Le marchand de charbons écarquillait de grands yeux surpris.
—Pardon, murmura-t-il, je ne comprends pas parfaitement.
Il ne comprenait même pas du tout, mais M. Fortunat joignant la démonstration à la théorie, ouvrit une grande caisse de fer, et alors apparurent aux regards éblouis du client des liasses énormes de toutes ces valeurs qui inondèrent la place il y a quelques années et ruinèrent tant de pauvres ignorants et d’avides imbéciles. Alors apparurent des actions et des obligations des Mines de Tifila et du Gouvernail Robert, des Messageries Continentales et des Houillères de Berchem, des Pêcheries Groenlendaises et du Comptoir d’Escompte Mutuel.
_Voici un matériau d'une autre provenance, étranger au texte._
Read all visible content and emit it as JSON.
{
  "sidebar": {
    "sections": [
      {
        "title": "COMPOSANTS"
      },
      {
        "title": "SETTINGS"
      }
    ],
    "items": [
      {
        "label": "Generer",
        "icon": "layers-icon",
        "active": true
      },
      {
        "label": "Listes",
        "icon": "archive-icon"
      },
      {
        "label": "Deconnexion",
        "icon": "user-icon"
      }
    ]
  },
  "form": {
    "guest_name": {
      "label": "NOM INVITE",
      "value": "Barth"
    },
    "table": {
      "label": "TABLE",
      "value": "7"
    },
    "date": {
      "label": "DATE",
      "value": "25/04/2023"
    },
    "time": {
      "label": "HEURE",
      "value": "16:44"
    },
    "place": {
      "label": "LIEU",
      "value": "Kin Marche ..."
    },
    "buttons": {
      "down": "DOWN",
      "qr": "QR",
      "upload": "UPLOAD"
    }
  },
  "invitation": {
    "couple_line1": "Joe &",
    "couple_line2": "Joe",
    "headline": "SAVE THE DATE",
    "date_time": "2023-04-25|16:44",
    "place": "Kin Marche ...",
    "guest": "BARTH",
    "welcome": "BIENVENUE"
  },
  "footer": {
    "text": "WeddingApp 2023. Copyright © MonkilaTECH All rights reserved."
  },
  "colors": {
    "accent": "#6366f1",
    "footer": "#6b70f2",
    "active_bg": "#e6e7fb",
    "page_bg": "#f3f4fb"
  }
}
Chacun de ces titres avait eu son quart d’heure de vogue et s’était payé à la Bourse cinq cents ou mille francs... A cette heure, à eux tous, ils n’eussent trouvé d’acheteur qu’au poids du papier...
—Admettez, cher monsieur, reprit M. Fortunat, que vous ayez un plein tiroir de ces valeurs...
Mais l’autre ne le laissa pas achever.
—Je vois la chose, s’écria-t-il, je la vois. Je puis vendre et empocher en toute sécurité. Il y a là de quoi représenter mille et mille fois mon actif...
Et sa joie débordant:
—Donnez-moi, commanda-t-il, pour cent vingt mille francs de ces valeurs... et surtout assortissez-les... je veux que mes créanciers aient un échantillon de chaque.